B. Manajemen Pengelolaan Sampah Pengelolaan sampah adalah semua kegiatan yang dilakukan dalam menangani sampah sejak ditimbulkan sampai dengan pembuangan akhir. Secara 30 garis besar, kegiatan di dalam pengelolaan sampah meliputi pengendalian timbulan sampah, pengumpulan sampah, transfer dan transport, pengolahan dan pembuangan akhir (Kartikawan, 2007 dalam Faizah, 2008). Secara umum pengelolaan sampah di perkotaan dilakukan melalui 3 tahapan kegiatan, yakni: pengumpulan, pengangkutan dan pembuangan akhir. Aboejoewono (1985) menggambarkan secara sederhana tahapan-tahapan dari proses kegiatan dalam pengelolaan sampah sebagai berikut: Pengumpulan diartikan sebagai pengelolaan sampah dari tempat asalnya sampai ke tempat pembuangan sementara sebelum menuju tahapan berikutnya. Pada tahapan ini digunakan sarana bantuan berupa tong sampah, bak sampah, peti kemas sampah, gerobak dorong maupun tempat pembuangan sementara (TPS/Dipo). Untuk melakukan pengumpulan, umumnya melibatkan sejumlah tenaga yang mengumpulkan sampah setiap periode waktu tertentu. Tahapan pengangkutan dilakukan dengan menggunakan sarana bantuan berupa alat transportasi tertentu menuju ke tempat pembuangan akhir/pengolahan. Pada tahapan ini juga melibatkan tenaga yang pada periode waktu tertentu mengangkut sampah dari tempat pembuangan sementara ke tempat pembuangan akhir (TPA). Pada tahap pembuangan akhir/pengolahan, sampah akan mengalami pemrosesan baik secara fisik, kimia maupun biologis sedemikian hingga

tuntas penyelesaian seluruh proses.
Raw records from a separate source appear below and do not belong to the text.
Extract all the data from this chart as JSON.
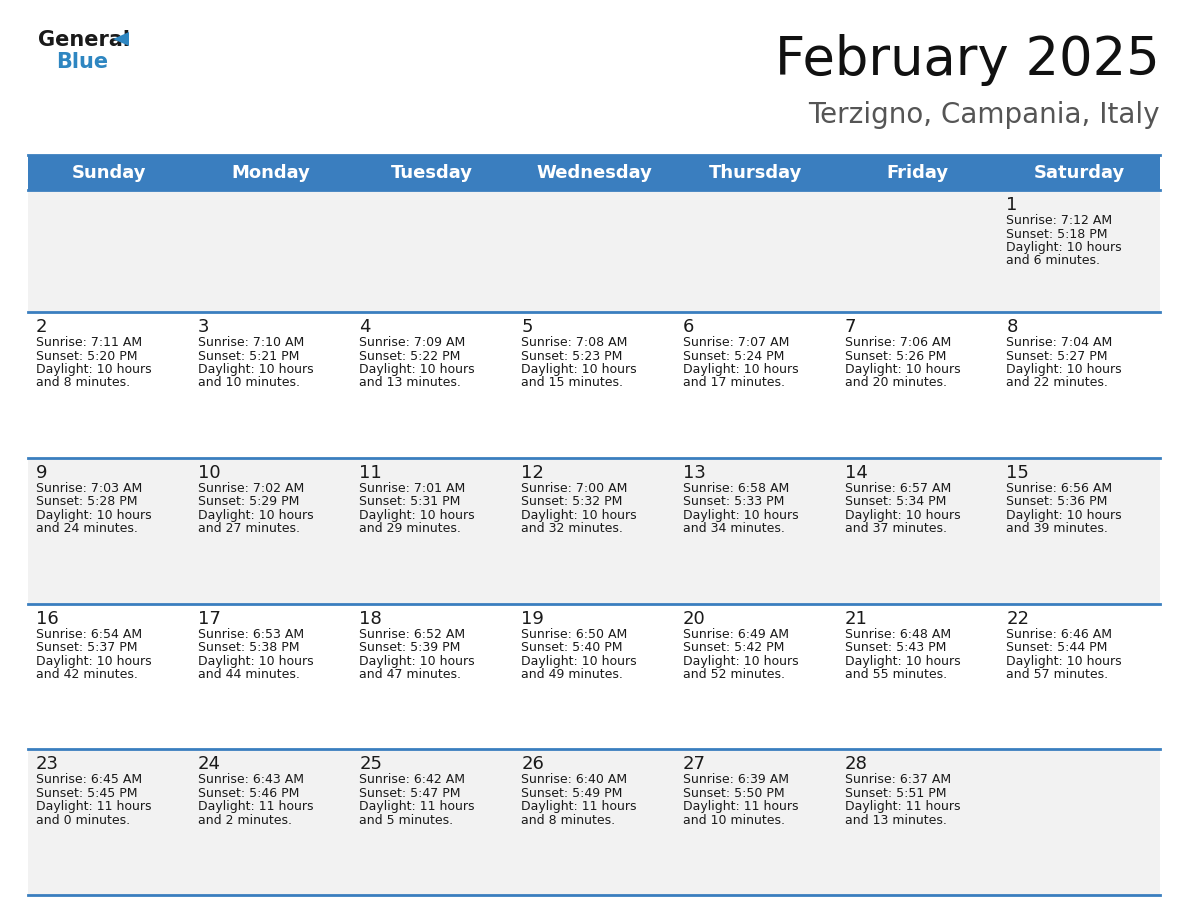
{
  "title": "February 2025",
  "subtitle": "Terzigno, Campania, Italy",
  "header_bg": "#3A7EBF",
  "header_text": "#FFFFFF",
  "day_names": [
    "Sunday",
    "Monday",
    "Tuesday",
    "Wednesday",
    "Thursday",
    "Friday",
    "Saturday"
  ],
  "title_font_size": 38,
  "subtitle_font_size": 20,
  "header_font_size": 13,
  "day_num_font_size": 13,
  "info_font_size": 9,
  "cell_bg_row0": "#F2F2F2",
  "cell_bg_row1": "#FFFFFF",
  "cell_bg_row2": "#F2F2F2",
  "cell_bg_row3": "#FFFFFF",
  "cell_bg_row4": "#F2F2F2",
  "line_color": "#3A7EBF",
  "text_color": "#1a1a1a",
  "logo_general_color": "#1a1a1a",
  "logo_blue_color": "#2E86C1",
  "logo_triangle_color": "#2E86C1",
  "days": [
    {
      "day": 1,
      "col": 6,
      "row": 0,
      "sunrise": "7:12 AM",
      "sunset": "5:18 PM",
      "daylight_h": "10 hours",
      "daylight_m": "and 6 minutes."
    },
    {
      "day": 2,
      "col": 0,
      "row": 1,
      "sunrise": "7:11 AM",
      "sunset": "5:20 PM",
      "daylight_h": "10 hours",
      "daylight_m": "and 8 minutes."
    },
    {
      "day": 3,
      "col": 1,
      "row": 1,
      "sunrise": "7:10 AM",
      "sunset": "5:21 PM",
      "daylight_h": "10 hours",
      "daylight_m": "and 10 minutes."
    },
    {
      "day": 4,
      "col": 2,
      "row": 1,
      "sunrise": "7:09 AM",
      "sunset": "5:22 PM",
      "daylight_h": "10 hours",
      "daylight_m": "and 13 minutes."
    },
    {
      "day": 5,
      "col": 3,
      "row": 1,
      "sunrise": "7:08 AM",
      "sunset": "5:23 PM",
      "daylight_h": "10 hours",
      "daylight_m": "and 15 minutes."
    },
    {
      "day": 6,
      "col": 4,
      "row": 1,
      "sunrise": "7:07 AM",
      "sunset": "5:24 PM",
      "daylight_h": "10 hours",
      "daylight_m": "and 17 minutes."
    },
    {
      "day": 7,
      "col": 5,
      "row": 1,
      "sunrise": "7:06 AM",
      "sunset": "5:26 PM",
      "daylight_h": "10 hours",
      "daylight_m": "and 20 minutes."
    },
    {
      "day": 8,
      "col": 6,
      "row": 1,
      "sunrise": "7:04 AM",
      "sunset": "5:27 PM",
      "daylight_h": "10 hours",
      "daylight_m": "and 22 minutes."
    },
    {
      "day": 9,
      "col": 0,
      "row": 2,
      "sunrise": "7:03 AM",
      "sunset": "5:28 PM",
      "daylight_h": "10 hours",
      "daylight_m": "and 24 minutes."
    },
    {
      "day": 10,
      "col": 1,
      "row": 2,
      "sunrise": "7:02 AM",
      "sunset": "5:29 PM",
      "daylight_h": "10 hours",
      "daylight_m": "and 27 minutes."
    },
    {
      "day": 11,
      "col": 2,
      "row": 2,
      "sunrise": "7:01 AM",
      "sunset": "5:31 PM",
      "daylight_h": "10 hours",
      "daylight_m": "and 29 minutes."
    },
    {
      "day": 12,
      "col": 3,
      "row": 2,
      "sunrise": "7:00 AM",
      "sunset": "5:32 PM",
      "daylight_h": "10 hours",
      "daylight_m": "and 32 minutes."
    },
    {
      "day": 13,
      "col": 4,
      "row": 2,
      "sunrise": "6:58 AM",
      "sunset": "5:33 PM",
      "daylight_h": "10 hours",
      "daylight_m": "and 34 minutes."
    },
    {
      "day": 14,
      "col": 5,
      "row": 2,
      "sunrise": "6:57 AM",
      "sunset": "5:34 PM",
      "daylight_h": "10 hours",
      "daylight_m": "and 37 minutes."
    },
    {
      "day": 15,
      "col": 6,
      "row": 2,
      "sunrise": "6:56 AM",
      "sunset": "5:36 PM",
      "daylight_h": "10 hours",
      "daylight_m": "and 39 minutes."
    },
    {
      "day": 16,
      "col": 0,
      "row": 3,
      "sunrise": "6:54 AM",
      "sunset": "5:37 PM",
      "daylight_h": "10 hours",
      "daylight_m": "and 42 minutes."
    },
    {
      "day": 17,
      "col": 1,
      "row": 3,
      "sunrise": "6:53 AM",
      "sunset": "5:38 PM",
      "daylight_h": "10 hours",
      "daylight_m": "and 44 minutes."
    },
    {
      "day": 18,
      "col": 2,
      "row": 3,
      "sunrise": "6:52 AM",
      "sunset": "5:39 PM",
      "daylight_h": "10 hours",
      "daylight_m": "and 47 minutes."
    },
    {
      "day": 19,
      "col": 3,
      "row": 3,
      "sunrise": "6:50 AM",
      "sunset": "5:40 PM",
      "daylight_h": "10 hours",
      "daylight_m": "and 49 minutes."
    },
    {
      "day": 20,
      "col": 4,
      "row": 3,
      "sunrise": "6:49 AM",
      "sunset": "5:42 PM",
      "daylight_h": "10 hours",
      "daylight_m": "and 52 minutes."
    },
    {
      "day": 21,
      "col": 5,
      "row": 3,
      "sunrise": "6:48 AM",
      "sunset": "5:43 PM",
      "daylight_h": "10 hours",
      "daylight_m": "and 55 minutes."
    },
    {
      "day": 22,
      "col": 6,
      "row": 3,
      "sunrise": "6:46 AM",
      "sunset": "5:44 PM",
      "daylight_h": "10 hours",
      "daylight_m": "and 57 minutes."
    },
    {
      "day": 23,
      "col": 0,
      "row": 4,
      "sunrise": "6:45 AM",
      "sunset": "5:45 PM",
      "daylight_h": "11 hours",
      "daylight_m": "and 0 minutes."
    },
    {
      "day": 24,
      "col": 1,
      "row": 4,
      "sunrise": "6:43 AM",
      "sunset": "5:46 PM",
      "daylight_h": "11 hours",
      "daylight_m": "and 2 minutes."
    },
    {
      "day": 25,
      "col": 2,
      "row": 4,
      "sunrise": "6:42 AM",
      "sunset": "5:47 PM",
      "daylight_h": "11 hours",
      "daylight_m": "and 5 minutes."
    },
    {
      "day": 26,
      "col": 3,
      "row": 4,
      "sunrise": "6:40 AM",
      "sunset": "5:49 PM",
      "daylight_h": "11 hours",
      "daylight_m": "and 8 minutes."
    },
    {
      "day": 27,
      "col": 4,
      "row": 4,
      "sunrise": "6:39 AM",
      "sunset": "5:50 PM",
      "daylight_h": "11 hours",
      "daylight_m": "and 10 minutes."
    },
    {
      "day": 28,
      "col": 5,
      "row": 4,
      "sunrise": "6:37 AM",
      "sunset": "5:51 PM",
      "daylight_h": "11 hours",
      "daylight_m": "and 13 minutes."
    }
  ]
}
Pengelolaan sampah, terutama di kawasan perkotaan, dewasa ini dihadapkan kepada berbagai permasalahan yang cukup kompleks. Permasalahan-permasalahan tersebut meliputi tingginya laju timbulan sampah yang tinggi, kepedulian masyarakat (human behaviour) yang masih sangat rendah serta masalah pada kegiatan pembuangan akhir sampah (final disposal) yang selalu menimbulkan permasalahan tersendiri. Dalam sistem manajemen pengelolaan sampah ada lima sub sistem yang saling saling mendukung dimana antara satu dengan yang lainnya saling berinteraksi untuk mencapai tujuan (Dept. Pekerjaan Umum, SNI 19-24542002). Kelima aspek tersebut meliputi: aspek teknis operasional , aspek organisasi dan manajemen, aspek hukum dan peraturan, aspek bembiayaan, aspek peran serta masyarakat. Pemindahan dan pengangkutan sampah dari TPS ke TPA dilakukan oleh pemerintah daerah. Selain itu juga ada yang menerapkan pengelolaan sampah secara 3R yaitu (reduce, reuse dan recycle). Pada aspek pembiayaan, dibutuhkan biaya operasional dan pemeliharaan untuk sistem pengelolaan persampahan agar dapat bergerak dengan lancar baik dengan bantuan dana dari luar maupun dengan pembiayaan sendiri. Pembiayaan dalam sistem pengelolaan persampahan diperlukan untuk pembiayaan

pembangunan/perawatan/peningkatan sarana dan prasarana, upah tenaga operasional dan pemeliharaan. Pada aspek peraturan, perlunya peraturan baik dalam bentuk Undang-Undang maupun Perda untuk mendukung pengelolaan sampah yang lebih efektif, antara lain berisi tentang pengelolaan sampah 3R yaitu pemisahan sampah organik dan anorganik, serta memungkinkan pihak swasta ikut serta dalam mengelola sampah di TPA (Faizah, 2008). Aspek Teknik Operasional merupakan salah satu upaya dalam mengontrol pertumbuhan sampah, namun pelaksanaannya tetap harus disesuaika dengan pertimbangan kesehatan, ekonomi, teknik, konservasi, estetika dan

pertimbangan lingkungan (Tchobanoglous,1997:363 dalam Faizah, 2008).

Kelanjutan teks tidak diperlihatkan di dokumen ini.